Reasons to go into nephrology:
You ABSOLUTELY love the anatomy and physiology of the kidneys and find that pathology of kidney disorders and electrolyte disorders intriguing and fascinating
Reasons not to go into nephrology:
1. Lifestyle - see above, only IM specialties with comparably bad lifestyles are interventional cardiology and possibly Pulm/CC (interventional cardiology pays much, much more and pulm/CC also pays more somewhat justifying worse lifestyle.....no such justification with nephrology)

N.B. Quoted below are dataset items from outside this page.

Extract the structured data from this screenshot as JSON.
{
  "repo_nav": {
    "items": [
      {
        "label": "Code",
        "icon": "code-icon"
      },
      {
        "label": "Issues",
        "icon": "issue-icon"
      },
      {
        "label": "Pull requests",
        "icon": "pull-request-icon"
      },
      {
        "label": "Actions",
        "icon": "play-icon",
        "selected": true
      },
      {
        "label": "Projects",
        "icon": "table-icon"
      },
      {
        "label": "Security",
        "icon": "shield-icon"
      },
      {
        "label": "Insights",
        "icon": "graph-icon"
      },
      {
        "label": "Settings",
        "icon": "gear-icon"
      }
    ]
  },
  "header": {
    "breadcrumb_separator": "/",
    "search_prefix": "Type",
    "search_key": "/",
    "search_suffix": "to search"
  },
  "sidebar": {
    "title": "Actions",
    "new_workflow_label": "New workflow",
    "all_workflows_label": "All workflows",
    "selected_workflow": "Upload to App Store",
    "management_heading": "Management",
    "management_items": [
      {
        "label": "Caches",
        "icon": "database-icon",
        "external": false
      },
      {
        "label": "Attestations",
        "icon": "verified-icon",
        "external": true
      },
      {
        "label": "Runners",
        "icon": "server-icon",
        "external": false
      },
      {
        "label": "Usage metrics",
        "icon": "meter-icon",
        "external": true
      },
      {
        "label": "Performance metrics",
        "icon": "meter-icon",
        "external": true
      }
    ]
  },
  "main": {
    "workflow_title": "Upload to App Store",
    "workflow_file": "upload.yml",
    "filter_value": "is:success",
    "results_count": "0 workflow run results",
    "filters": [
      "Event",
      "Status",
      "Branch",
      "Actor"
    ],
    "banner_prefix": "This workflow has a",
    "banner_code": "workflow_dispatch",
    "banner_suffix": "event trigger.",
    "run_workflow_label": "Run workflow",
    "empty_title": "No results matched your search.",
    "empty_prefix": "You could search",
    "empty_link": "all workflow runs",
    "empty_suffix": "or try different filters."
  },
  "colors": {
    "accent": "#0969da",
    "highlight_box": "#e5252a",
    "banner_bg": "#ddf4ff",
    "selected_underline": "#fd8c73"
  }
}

2. Money - as above, most hospitalists are making same or more than nephrologists with much better lifestyle, other IM specialties with comparable income (rheum, endocrine, etc) have much better lifestyle
3. "I hate my job as a hospitalist because (fill in the blank.....social issues, dispositions, paper work, calling consults, dealing with drug seekers, chronic illnesses that never get better.....etc)" - those are real issues, no doubt and not saying they are not reasons to not have super job satisfaction....however they shouldn't be reasons to become a nephrologist. If you think the grass will be greener on the other side...you may be in for a rude awakening. Writing dialysis orders over and over can become mundane after time too and not super intellectually challenging either. Don't think dialysis patients don't have their own social issues that you won't have to deal with either. Nephrology has it's own patient issues.
I am not saying to not do nephrology. I am saying you should do it for the right reasons. Nephrologists are certainly needed.....but you shouldn't be doing it with the expectation that somehow you will escape the dismal world of being a hospitalist and find some bright, sunny pasture of lifetime happiness as a nephrologist. It won't happen.